Explain the differences between process, impact, and outcome evaluation. Explain why outcome measures are important and provide three examples with respect to suicide attempters
The three levels of evaluation are process, impact, and outcome. The first one includes measures like: first, focus group information and literature review information are made available; program penetration and recall rates are determined; resources developed by relevant stakeholders and agreed upon; and lastly, consumer and provider satisfaction surveys with venue, time of sessions, approach adopted, and level of compliance with recommendations are confirmed (Bryson, 1999).
The second level of evaluation is called impact. Here, the achievement of predetermined objectives, the success of projects or programmes in terms of efficiency, and appropriateness are determined. They are set in advance and must be task-specific and on-going in order to permit comparison. Lastly, they are often used for accountability or setting standards of practice (McKenzie & Smeltzer, 1997).
The third and last process is called the outcome evaluation. Here, change in health is due to health service and intervention programme at individuals, groups, or the whole population. Outcome measures include health status, which is an assessment tool of mortality (SMRs) and morbidity; quality of life; disability; and survival rates from surgery and intervention (Bryson, 1999).
References
Australian Bureau of Statistics. (2012). Australian Bureau of Statistics. Web.

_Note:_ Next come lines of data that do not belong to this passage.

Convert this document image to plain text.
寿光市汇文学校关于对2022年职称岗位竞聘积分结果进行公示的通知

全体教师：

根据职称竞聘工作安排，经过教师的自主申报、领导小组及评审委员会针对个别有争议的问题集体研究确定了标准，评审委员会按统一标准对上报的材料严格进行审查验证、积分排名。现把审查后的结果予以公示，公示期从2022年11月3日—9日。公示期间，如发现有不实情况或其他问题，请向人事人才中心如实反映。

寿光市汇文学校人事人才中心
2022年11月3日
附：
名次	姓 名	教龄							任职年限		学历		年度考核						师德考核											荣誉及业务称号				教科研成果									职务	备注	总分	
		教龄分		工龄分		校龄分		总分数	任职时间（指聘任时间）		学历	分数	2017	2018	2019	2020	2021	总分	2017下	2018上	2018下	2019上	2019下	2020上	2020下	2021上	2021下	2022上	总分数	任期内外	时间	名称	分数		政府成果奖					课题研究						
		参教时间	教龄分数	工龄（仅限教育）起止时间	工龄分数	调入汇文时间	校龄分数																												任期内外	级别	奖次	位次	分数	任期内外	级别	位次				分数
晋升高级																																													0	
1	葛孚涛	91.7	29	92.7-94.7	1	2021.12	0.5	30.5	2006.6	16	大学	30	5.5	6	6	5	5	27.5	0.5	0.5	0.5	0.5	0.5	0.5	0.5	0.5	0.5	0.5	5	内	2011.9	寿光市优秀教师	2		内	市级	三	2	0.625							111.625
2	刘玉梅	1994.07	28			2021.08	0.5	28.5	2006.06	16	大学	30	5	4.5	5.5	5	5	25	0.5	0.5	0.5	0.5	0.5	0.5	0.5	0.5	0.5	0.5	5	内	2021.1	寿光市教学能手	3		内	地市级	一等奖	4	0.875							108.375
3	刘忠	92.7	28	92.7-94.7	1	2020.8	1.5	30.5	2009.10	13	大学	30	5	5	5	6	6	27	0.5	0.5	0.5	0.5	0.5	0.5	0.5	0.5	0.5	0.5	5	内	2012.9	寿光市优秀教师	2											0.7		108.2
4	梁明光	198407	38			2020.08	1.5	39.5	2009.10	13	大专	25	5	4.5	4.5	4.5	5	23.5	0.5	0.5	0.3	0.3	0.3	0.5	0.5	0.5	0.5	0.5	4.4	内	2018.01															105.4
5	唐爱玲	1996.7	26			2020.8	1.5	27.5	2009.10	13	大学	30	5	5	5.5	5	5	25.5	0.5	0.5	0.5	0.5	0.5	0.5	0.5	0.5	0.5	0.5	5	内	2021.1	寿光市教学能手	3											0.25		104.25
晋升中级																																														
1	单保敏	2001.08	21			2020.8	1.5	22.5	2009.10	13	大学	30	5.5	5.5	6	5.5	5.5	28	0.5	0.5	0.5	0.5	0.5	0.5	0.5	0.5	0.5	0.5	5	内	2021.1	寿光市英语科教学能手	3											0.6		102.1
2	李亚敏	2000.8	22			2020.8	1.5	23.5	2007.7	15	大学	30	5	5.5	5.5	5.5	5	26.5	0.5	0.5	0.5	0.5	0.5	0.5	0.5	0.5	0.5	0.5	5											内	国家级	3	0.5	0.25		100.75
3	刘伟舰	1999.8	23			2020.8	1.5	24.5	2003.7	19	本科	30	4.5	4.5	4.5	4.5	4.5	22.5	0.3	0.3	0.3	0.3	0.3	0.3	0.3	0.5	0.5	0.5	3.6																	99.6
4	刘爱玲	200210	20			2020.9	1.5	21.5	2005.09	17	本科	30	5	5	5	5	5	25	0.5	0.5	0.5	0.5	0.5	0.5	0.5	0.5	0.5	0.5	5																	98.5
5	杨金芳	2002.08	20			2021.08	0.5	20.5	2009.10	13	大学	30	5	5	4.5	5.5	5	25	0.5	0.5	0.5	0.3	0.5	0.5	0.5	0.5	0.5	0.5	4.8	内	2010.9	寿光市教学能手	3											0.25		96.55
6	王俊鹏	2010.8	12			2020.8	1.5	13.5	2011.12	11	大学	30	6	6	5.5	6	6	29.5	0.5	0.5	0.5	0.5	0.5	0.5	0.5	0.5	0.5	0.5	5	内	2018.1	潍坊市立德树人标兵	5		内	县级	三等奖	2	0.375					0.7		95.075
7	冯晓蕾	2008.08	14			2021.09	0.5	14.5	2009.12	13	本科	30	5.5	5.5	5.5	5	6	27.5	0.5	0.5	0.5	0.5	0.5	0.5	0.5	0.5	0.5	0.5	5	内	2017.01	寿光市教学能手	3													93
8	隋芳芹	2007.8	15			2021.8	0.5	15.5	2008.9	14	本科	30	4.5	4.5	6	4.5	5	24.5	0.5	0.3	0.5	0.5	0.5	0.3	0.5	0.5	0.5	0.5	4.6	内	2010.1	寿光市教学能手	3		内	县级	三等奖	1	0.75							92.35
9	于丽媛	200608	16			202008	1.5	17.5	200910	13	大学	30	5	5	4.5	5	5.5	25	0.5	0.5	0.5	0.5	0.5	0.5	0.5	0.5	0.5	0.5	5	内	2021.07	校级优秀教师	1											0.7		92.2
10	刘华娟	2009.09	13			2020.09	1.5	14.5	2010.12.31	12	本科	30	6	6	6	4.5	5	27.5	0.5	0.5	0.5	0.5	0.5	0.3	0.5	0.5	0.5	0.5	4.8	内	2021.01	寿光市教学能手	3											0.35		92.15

Bartol, K. & Martin, D. (2010). Management: A Pacific Rim Focus. Roseville, CA: McGraw-Hill.
Bradshaw, J. (1972). The concept of social need. New Society, 19: 199-205.
Bryson, J. M. (1999). Strategic Planning for Public and Non-Profit Organisations. San Francisco, CA: Jossey Bass Publishers.
Eager, K. Garret, P. & Lin, V. (2001). Health Planning: Australian Perspectives. Crow’s Nest, Australia: Allen and Unwin.
Green, L.W. & Kreuter, M.W. (1991). Health Promotion Planning: An Educational and Environmental Approach. Mountain View, CA: Mayfield Publishing.
Hupalo, P. & Herden, K. (1999). Healthy policy and inequality. Department of Health and Aged Care Occasional Papers: New Series No. 5. Web.
McKenzie, J.F. and Smeltzer, J.L. (1997). Planning, Implementing and Evaluating Health Promotion Programs: A Primer. Boston, MA: Allyn and Bacon.
Reeves, P.N. & Coile, R.C. (1989). Introduction to Health Planning. Arlington, VA: Information Resources Press.